É importante ressaltar que por ser uma doença que não tem cura e que pode levar o paciente a óbito, o diagnóstico precoce é essencial para que o tratamento adequado possa ser realizado, prolongando em muitos anos a vida desse paciente.

Tratamentos

Mesmo sendo uma doença que não tem cura, é possível utilizar tratamentos que visam aliviar sintomas e melhorar a qualidade de vida do paciente.

Normalmente o paciente acaba tendo de conviver com o uso de medicamentos que não permitem que o organismo produza a substância gordurosa que se acumula nos órgãos e acaba desenvolvendo a doença.

Algumas terapias também são utilizadas como tratamento da Doença de Gaucher e possuem resultados muito satisfatórios em muitos pacientes.

TRE (Terapia de reposição enzimática)

Essa terapia foi a primeira a ser utilizada no tratamento da Doença de Gaucher, no início dos anos 90.

O objetivo dessa terapia de reposição é suprir a falta da enzima que impede a produção da substância gordurosa que acaba causando a doença.

Essa enzima é dada ao paciente via intravenosa, normalmente em períodos de 2 semanas, com o objetivo de quebrar a glicosilceramida.

TRS (Terapia de redução do substrato)

A terapia de redução do substrato consiste na administração via oral de uma molécula que inibe a etapa inicial da formação do substrato glicosilceramida.

O resultado desse processo é uma quantidade menor de glicosilceramida para ser quebrada, fazendo com que mesmo que o organismo continue não produzindo a enzima necessária para evitar o surgimento da Doença de Gaucher, ele ainda consiga quebrar a quantidade existente e se manter saudável.
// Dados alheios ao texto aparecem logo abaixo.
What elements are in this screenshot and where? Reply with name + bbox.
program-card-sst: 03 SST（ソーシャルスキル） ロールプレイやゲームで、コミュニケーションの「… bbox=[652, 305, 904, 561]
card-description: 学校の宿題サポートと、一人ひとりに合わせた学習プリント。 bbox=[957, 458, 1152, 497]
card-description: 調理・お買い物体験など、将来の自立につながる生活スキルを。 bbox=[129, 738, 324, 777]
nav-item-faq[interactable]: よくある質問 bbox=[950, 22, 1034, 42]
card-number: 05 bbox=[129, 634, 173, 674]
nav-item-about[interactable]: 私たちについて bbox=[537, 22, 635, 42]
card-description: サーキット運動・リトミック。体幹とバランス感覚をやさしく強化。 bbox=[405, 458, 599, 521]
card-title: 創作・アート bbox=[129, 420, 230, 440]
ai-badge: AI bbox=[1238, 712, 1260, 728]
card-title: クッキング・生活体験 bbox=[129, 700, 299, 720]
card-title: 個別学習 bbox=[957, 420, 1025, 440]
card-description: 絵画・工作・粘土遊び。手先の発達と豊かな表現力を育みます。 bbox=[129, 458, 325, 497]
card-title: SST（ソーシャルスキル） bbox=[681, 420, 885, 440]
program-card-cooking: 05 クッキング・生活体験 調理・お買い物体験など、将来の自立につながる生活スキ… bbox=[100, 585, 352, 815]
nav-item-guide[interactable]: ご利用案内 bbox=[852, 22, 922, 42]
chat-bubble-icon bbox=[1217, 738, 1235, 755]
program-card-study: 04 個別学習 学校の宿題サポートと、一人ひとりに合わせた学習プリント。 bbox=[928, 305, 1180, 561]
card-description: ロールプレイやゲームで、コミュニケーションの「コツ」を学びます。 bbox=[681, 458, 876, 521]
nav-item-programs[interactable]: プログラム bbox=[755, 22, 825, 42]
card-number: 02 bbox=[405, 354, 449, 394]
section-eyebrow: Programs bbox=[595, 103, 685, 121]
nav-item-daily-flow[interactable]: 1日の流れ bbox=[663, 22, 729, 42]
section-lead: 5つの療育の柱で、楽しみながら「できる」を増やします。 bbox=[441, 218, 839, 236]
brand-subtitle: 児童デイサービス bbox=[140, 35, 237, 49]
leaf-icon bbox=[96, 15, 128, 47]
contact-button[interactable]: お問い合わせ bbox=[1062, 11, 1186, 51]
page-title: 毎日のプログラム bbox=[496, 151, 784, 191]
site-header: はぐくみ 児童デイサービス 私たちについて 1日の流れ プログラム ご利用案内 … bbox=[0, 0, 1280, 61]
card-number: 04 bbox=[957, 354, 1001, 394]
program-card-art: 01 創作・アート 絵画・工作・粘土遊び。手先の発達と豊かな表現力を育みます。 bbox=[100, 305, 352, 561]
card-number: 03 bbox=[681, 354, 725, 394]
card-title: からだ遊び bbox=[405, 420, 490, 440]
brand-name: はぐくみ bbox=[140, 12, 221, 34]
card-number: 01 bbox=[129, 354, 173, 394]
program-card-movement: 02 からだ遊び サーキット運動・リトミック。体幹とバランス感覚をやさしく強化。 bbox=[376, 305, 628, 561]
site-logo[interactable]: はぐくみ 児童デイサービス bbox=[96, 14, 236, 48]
Transplante de medula óssea

Essa é uma alternativa considerada apenas em casos muito específicos, principalmente pelo risco que envolve todo o processo necessário para que seja realizado um transplante de medula óssea.

A eficácia limitada dessa opção de tratamento faz com que o alto risco de mortalidade se sobressaia no momento de decidir qual o melhor tratamento, fazendo com que o transplante seja descartado como possibilidade de tratamento.

Conclusão

O paciente diagnosticado como portador da Doença de Gaucher ainda não encontrar uma cura para essa condição, e por se tratar de uma doença rara a desinformação acaba fazendo com que o diagnóstico seja feito somente quando já se encontra em estado mais avançado.

Os sintomas característicos da Doença de Gaucher acabam sendo normalmente confundidos com outras doenças mais simples, fazendo com que os pacientes acabem por não dar muita importância ao senti-los, fazendo com que ela evolua silenciosamente.

Por isso é extremamente importante estar sempre atento a qualquer um desses sintomas, principalmente quando eles se manifestarem em bebês e crianças pequenas, para que a doença não evolua para um quadro muito mais grave e em muitos casos fatal.